Mais um post sobre sonhos e vou relatar mais uma experiência minha.
Há alguns dias comentei que tenho sonhado COM sonhos lúcidos - não sonhado sonhos lúcidos - o que é algo bizarro.
No meu último sonho, da noite retrasada, estávamos nós, membros aqui desse Blog - incluí no sonho algumas outras pessoas com quem temos contato mas que não estão aqui - sonhando juntos sonhos lúcidos e testando, então, suas possibilidades. Como não tenho a disciplina suficiente de escrever os sonhos logo depois que acordo - já perdi as contas de quantas vezes tentei fazer isso - não lembro exatamente o que aconteceu, mas lembro que falávamos frase do tipo: "Como isso é um sonho lúcido podemos fazer isso, ou aquilo outro"; "E se experimentássemos fazer não sei o que". O fato é que, primeiro, só falávamos, não fazíamos o que propunhamos. Segundo eu me via participando, mas não me sentia participando, o que faz com que esse não seja um sonho lúcido, mas um sonho SOBRE sonhos lúcidos. Estranho, não?

jholland disse...

Hmmmm...diria que seu sonho é a própria explicação do porquê vc talvez não esteja sonhando lucidamente. "Estar sem participar...", "falar sobre..." ao invés de "fazer...". Esta nossa reflexão torna-se uma "meta-reflexão". Quando comecei a pensar e escrever sobre sonhos (dê uma olhada em minha primeira postagem sobre isso, aqui mesmo neste Blog), não sabia que o simples pensar sobre a estrtura onírica (na verdade, a estruturta da consciência) poderia me levar a um estado alterado de consciência (no caso, o sonho lúcido). O que quero dizer é mais ou menos o seguinte (ainda estou desenvolvendo isso...): a consciência, ela própria, constrói a si própria.

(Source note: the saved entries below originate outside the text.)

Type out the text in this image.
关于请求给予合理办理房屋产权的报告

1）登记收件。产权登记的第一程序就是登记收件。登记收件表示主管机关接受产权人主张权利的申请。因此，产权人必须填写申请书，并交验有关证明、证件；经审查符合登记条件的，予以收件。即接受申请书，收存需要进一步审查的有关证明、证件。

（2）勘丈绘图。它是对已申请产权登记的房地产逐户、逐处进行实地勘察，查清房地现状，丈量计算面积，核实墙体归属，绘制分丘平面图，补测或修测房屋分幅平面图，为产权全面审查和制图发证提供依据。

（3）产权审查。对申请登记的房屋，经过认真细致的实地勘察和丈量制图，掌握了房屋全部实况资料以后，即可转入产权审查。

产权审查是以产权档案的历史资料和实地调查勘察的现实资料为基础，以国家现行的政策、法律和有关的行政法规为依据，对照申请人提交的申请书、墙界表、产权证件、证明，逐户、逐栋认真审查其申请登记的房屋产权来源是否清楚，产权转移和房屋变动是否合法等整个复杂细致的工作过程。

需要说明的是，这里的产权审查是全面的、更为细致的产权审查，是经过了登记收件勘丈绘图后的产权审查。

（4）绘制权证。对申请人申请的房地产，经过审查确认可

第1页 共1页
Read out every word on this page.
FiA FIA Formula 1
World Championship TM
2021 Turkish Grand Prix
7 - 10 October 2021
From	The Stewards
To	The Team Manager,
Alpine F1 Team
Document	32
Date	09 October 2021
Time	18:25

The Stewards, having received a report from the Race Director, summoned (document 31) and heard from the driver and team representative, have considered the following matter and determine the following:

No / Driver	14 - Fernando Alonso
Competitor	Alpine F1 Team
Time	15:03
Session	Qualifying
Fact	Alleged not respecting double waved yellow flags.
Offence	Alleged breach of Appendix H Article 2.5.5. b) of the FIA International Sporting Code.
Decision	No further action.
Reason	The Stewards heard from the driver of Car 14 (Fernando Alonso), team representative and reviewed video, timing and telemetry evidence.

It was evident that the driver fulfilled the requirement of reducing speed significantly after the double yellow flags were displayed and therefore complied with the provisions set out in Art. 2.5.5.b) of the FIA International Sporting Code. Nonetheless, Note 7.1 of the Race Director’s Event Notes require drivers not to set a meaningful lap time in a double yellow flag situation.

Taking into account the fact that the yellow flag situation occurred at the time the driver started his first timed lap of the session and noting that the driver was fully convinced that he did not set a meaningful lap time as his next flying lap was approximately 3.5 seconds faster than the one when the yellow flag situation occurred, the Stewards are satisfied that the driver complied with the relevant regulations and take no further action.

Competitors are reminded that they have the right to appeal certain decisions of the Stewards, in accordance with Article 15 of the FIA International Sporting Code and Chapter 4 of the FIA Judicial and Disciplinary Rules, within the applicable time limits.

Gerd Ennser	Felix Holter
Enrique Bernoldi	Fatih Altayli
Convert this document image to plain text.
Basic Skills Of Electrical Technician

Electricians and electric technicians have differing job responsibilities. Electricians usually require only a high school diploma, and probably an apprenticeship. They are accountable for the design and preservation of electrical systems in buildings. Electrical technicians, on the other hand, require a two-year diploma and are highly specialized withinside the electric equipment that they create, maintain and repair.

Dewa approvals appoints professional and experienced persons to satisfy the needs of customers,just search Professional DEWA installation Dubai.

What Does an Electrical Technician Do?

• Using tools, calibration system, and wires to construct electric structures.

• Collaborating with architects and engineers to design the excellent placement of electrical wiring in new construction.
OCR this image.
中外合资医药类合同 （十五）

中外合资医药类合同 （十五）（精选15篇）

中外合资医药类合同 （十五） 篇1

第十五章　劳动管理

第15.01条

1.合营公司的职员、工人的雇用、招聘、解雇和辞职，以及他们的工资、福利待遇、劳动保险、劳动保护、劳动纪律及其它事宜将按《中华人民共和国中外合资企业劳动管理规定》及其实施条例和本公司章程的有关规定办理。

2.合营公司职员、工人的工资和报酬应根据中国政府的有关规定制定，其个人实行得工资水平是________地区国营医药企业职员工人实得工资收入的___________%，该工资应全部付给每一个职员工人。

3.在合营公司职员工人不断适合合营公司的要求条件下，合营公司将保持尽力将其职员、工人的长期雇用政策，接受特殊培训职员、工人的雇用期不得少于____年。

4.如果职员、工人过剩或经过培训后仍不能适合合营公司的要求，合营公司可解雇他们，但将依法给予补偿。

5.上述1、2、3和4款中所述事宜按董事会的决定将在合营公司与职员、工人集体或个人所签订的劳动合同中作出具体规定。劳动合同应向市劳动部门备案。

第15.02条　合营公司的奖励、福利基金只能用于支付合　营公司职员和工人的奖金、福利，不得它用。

Quando vc. assume o distanciamento necessário para "pensar" e "sentir" sobre o próprio "pensar e sentir", isso significa que a consciência está refletindo sobre ela própria, o que produz um efeito, digamos, "dialético", de construção de si mesma. E assim, a consciência se amplia, e se altera. É mais ou menos como aquela figura do Escher que colei ao lado, em que uma mão desenha a outra e vice-versa. O "pulo do gato" está em "assumir o distanciamento adequado", ou seja, uma certa perspectiva.